European Union finance ministers are set to remove the United Arab Emirates (UAE) and Switzerland next week from the bloc’s lists of countries deemed to be acting as tax havens, an EU document said.
They will however continue to blacklist three U.S. territories.
The 28-nation EU set up a blacklist and a grey list of tax havens in December 2017 after revelations of widespread avoidance schemes used by corporations and wealthy individuals to lower their tax bills.
The lists are regularly reviewed to take account of overhauls or to add new jurisdictions.
At a meeting on Oct. 10, the bloc’s finance ministers are expected to drop UAE from the blacklist, which includes jurisdictions that have failed to cooperate with the EU on tax matters. The Pacific archipelago of the Marshall Islands will also be removed from that list, an EU document said.
That would leave nine jurisdictions on the list. They are: Belize, Fiji, Oman, Samoa, Trinidad and Tobago, Vanuatu and the three U.S. territories of American Samoa, Guam, and the U.S. Virgin Islands.
Blacklisted states face reputational damage and stricter controls on transactions with the EU.

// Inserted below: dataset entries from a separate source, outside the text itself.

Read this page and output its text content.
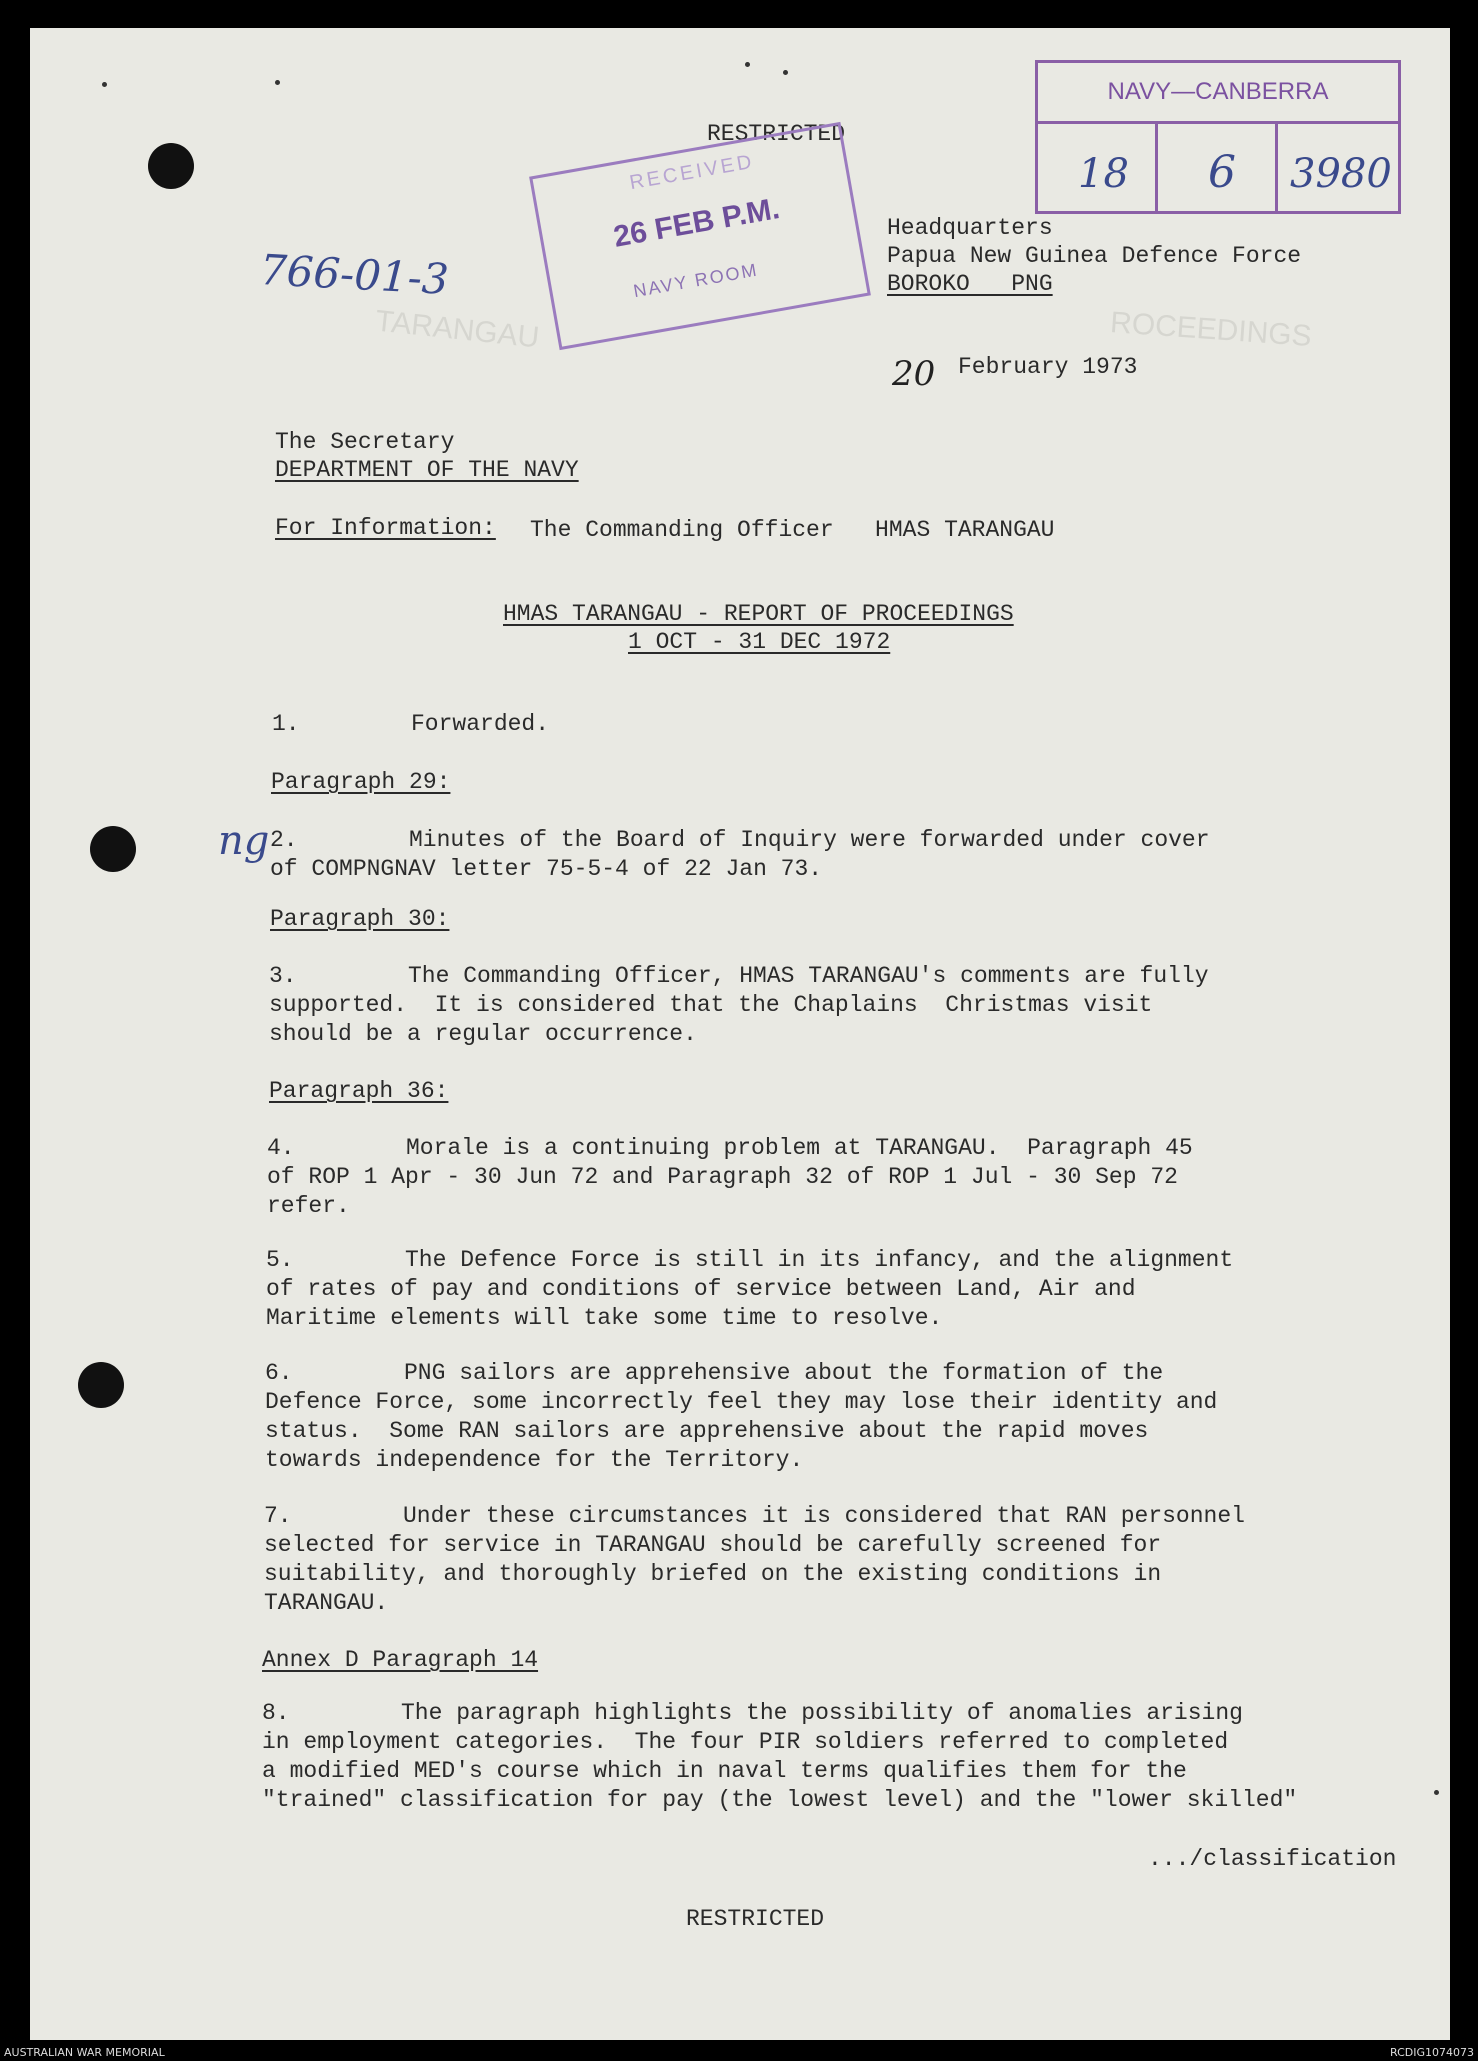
TARANGAU	ROCEEDINGS
RESTRICTED
NAVY—CANBERRA
18 6 3980
RECEIVED
26 FEB P.M.
NAVY ROOM
766-01-3
Headquarters
Papua New Guinea Defence Force
BOROKO   PNG
20 February 1973
The Secretary
DEPARTMENT OF THE NAVY
For Information: The Commanding Officer   HMAS TARANGAU
HMAS TARANGAU - REPORT OF PROCEEDINGS
1 OCT - 31 DEC 1972
1.	Forwarded.
Paragraph 29:
ng 2.	Minutes of the Board of Inquiry were forwarded under cover
of COMPNGNAV letter 75-5-4 of 22 Jan 73.
Paragraph 30:
3.	The Commanding Officer, HMAS TARANGAU's comments are fully
supported.  It is considered that the Chaplains  Christmas visit
should be a regular occurrence.
Paragraph 36:
4.	Morale is a continuing problem at TARANGAU.  Paragraph 45
of ROP 1 Apr - 30 Jun 72 and Paragraph 32 of ROP 1 Jul - 30 Sep 72
refer.
5.	The Defence Force is still in its infancy, and the alignment
of rates of pay and conditions of service between Land, Air and
Maritime elements will take some time to resolve.
6.	PNG sailors are apprehensive about the formation of the
Defence Force, some incorrectly feel they may lose their identity and
status.  Some RAN sailors are apprehensive about the rapid moves
towards independence for the Territory.
7.	Under these circumstances it is considered that RAN personnel
selected for service in TARANGAU should be carefully screened for
suitability, and thoroughly briefed on the existing conditions in
TARANGAU.
Annex D Paragraph 14
8.	The paragraph highlights the possibility of anomalies arising
in employment categories.  The four PIR soldiers referred to completed
a modified MED's course which in naval terms qualifies them for the
"trained" classification for pay (the lowest level) and the "lower skilled"
.../classification
RESTRICTED
AUSTRALIAN WAR MEMORIAL	RCDIG1074073
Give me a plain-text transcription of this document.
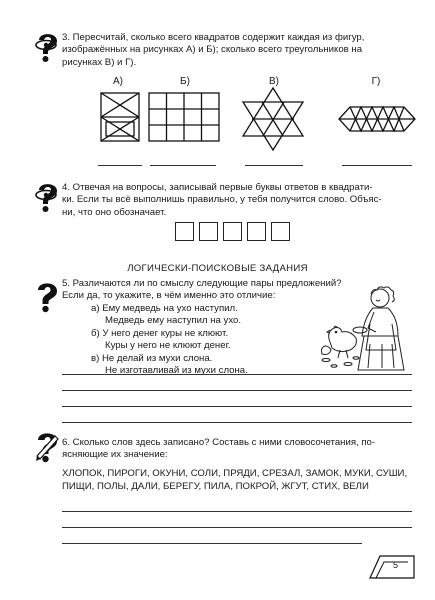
3. Пересчитай, сколько всего квадратов содержит каждая из фигур,
изображённых на рисунках А) и Б); сколько всего треугольников на
рисунках В) и Г).
А)	Б)	В)	Г)
4. Отвечая на вопросы, записывай первые буквы ответов в квадрати-
ки. Если ты всё выполнишь правильно, у тебя получится слово. Объяс-
ни, что оно обозначает.
ЛОГИЧЕСКИ-ПОИСКОВЫЕ ЗАДАНИЯ
5. Различаются ли по смыслу следующие пары предложений?
Если да, то укажите, в чём именно это отличие:
а) Ему медведь на ухо наступил.
Медведь ему наступил на ухо.
б) У него денег куры не клюют.
Куры у него не клюют денег.
в) Не делай из мухи слона.
Не изготавливай из мухи слона.
6. Сколько слов здесь записано? Составь с ними словосочетания, по-
ясняющие их значение:
ХЛОПОК, ПИРОГИ, ОКУНИ, СОЛИ, ПРЯДИ, СРЕЗАЛ, ЗАМОК, МУКИ, СУШИ, ПИЩИ, ПОЛЫ, ДАЛИ, БЕРЕГУ, ПИЛА, ПОКРОЙ, ЖГУТ, СТИХ, ВЕЛИ
5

The inclusion of U.S. territories on the list has long been a source of friction with Washington. The tussle could escalate further after a bilateral trade war erupted this week over illegal EU aircraft subsidies.
The UAE, the largest financial centre still on the list, is due to be removed because it adopted new rules on offshore structures in September, the EU document said.
The Gulf state charges no corporate taxes, making it a possible target for firms seeking to avoid paying tax in the countries where they actually operate.
The EU does not automatically add tax-free countries to its list, but to reduce the risk of tax dodging it had requested that the UAE introduce rules that would allow only companies with a real economic activity there to be incorporated.
In a separate decision, EU financial ministers are also due to remove major economic partner Switzerland from the grey list.
That list includes countries that have inadequate tax standards but have committed to change their rules to make them compliant with EU requirements.
Switzerland has delivered on its commitments, the document said, acknowledging a tax reform passed last year, and due to be in force from 2020, was sufficient to meet EU demands.
Albania, Costa Rica, Mauritius and Serbia are also set to be removed from the grey list next week. Dozens of jurisdictions around the world remain listed, including the Cayman Islands, Turkey, the Bahamas and Bermuda.
If they fail to deliver on their commitments by set deadlines, they are moved to the blacklist.